After returning to shore (after about half an hour of swimming), I basked in the sun to dry off (in all my careful planning I forgot a towel too), then changed back into my jeans and we headed off. It was here that Death decided to pay me another visit…in the form of a very innocent suggestion for Papa Jean. “Kevin, es ce’que tu desire de condui?” “Kevin, do you want to drive?” Oh…..Dear……Lord. Yes, I do, but no, I really don’t. Allow me to briefly describe the truck for those of you who dont remember from my third post (because Im sure that you have all read it). The driver is on the right, and you drive on the right side of the road. More often than not, it has to be push started. It is a standard (stick is on the left side of the steering column) and no one told me that it is not possible to go from 3rd to 2nd, you have to go to 1st and then 2nd to down shift. Plus the gas gauge doesnt work (never know when you are going to run out), the fuel injector doesnt work well (ie much stalling….wait, no, thats just my driving) and….well, you get the picture. For the picture, see my third entry. Needless to say, this is going to be a long visit with Death…lets hope he doesn’t stay for dinner. We get under way, and I am desperately trying to get used to the truck and not put us in the ditch, the massive car-swallowing potholes or into the pedestrians and other cars. A few hours later, and countless shouts of “doucement!” “gently!” from Papa Jean, we arrive home (Gatenga) and Kevin collapses into his bed and doesnt move for about 5 seconds. He then realizes that that the odd pain-sensation in his leg is his keys digging about 6 inches into his flesh, and quickly readjusts. After that, I lie around for about an hour until the housekeeper (who had been dismissed for the weekend due to my planned absence) arrives and makes me dinner. Darn rich Muzungus!

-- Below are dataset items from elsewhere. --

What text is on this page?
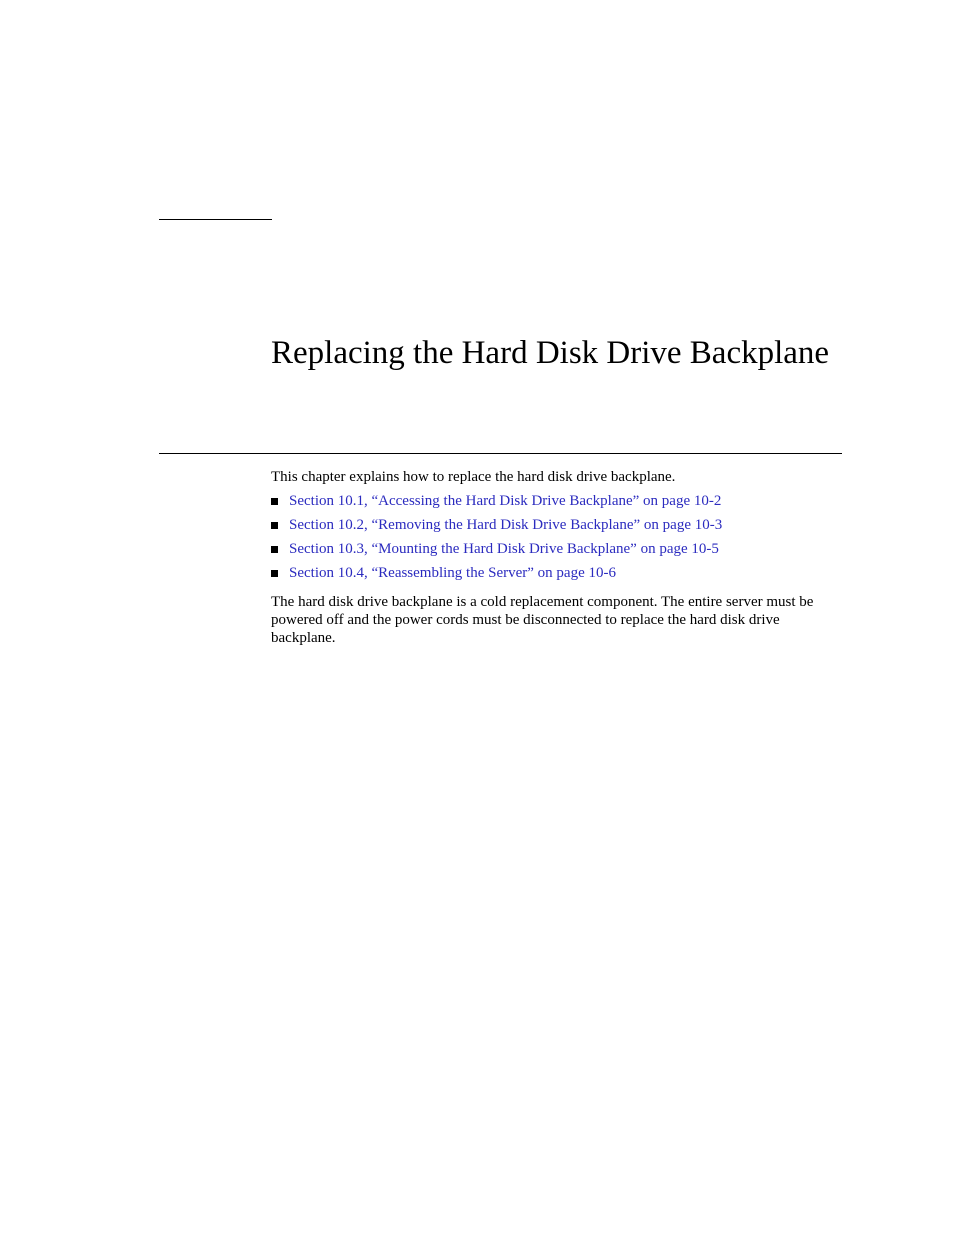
Replacing the Hard Disk Drive Backplane

This chapter explains how to replace the hard disk drive backplane.

Section 10.1, “Accessing the Hard Disk Drive Backplane” on page 10-2
Section 10.2, “Removing the Hard Disk Drive Backplane” on page 10-3
Section 10.3, “Mounting the Hard Disk Drive Backplane” on page 10-5
Section 10.4, “Reassembling the Server” on page 10-6

The hard disk drive backplane is a cold replacement component. The entire server must be powered off and the power cords must be disconnected to replace the hard disk drive backplane.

During dinner, I realize something unsettling. Without any invitation, Death has stayed for dinner. But he has changed from his normal black into something fiery red…pili pili. Dear Lord, Im dying. Pili pili is, I staunchly believe, the spiciest thing on the planet. Just a small sprinkling of it is enough to make a grown Indian bawl. And Madine, in her infinite culinary wisdom, has put an entire pepper of it in my dinner. Oh…..my……AAAAAAHHHHHHHHHH!!!!!!!!!

Funny thing though, I never bought any pili pili. Hmmmm. As it turns out, its Faustin’s fault. When we where shopping for food on our way to Muhazi I gave him a few hundred francs and asked him to buy some vegetables for us while I was buying the potatoes. Apparently he always buys veggies from the same lady and she likes him, so she gave him five (count ’em, 1….2……3….4…..5!!!!!!) whole pili pili peppers for free. And just the one was enough to kill me. Luckily I am made of sterner stuff than that and Death headed home disappointed and shuffling his feet. He’ll be back….probably on my way home today in the taxi bus. Those drivers are maniacs!

From hot and hectic Equatorial Africa, Thank You! You’ve been a great audience! I’m here until September!

Try the Pili Pili, its invigorating!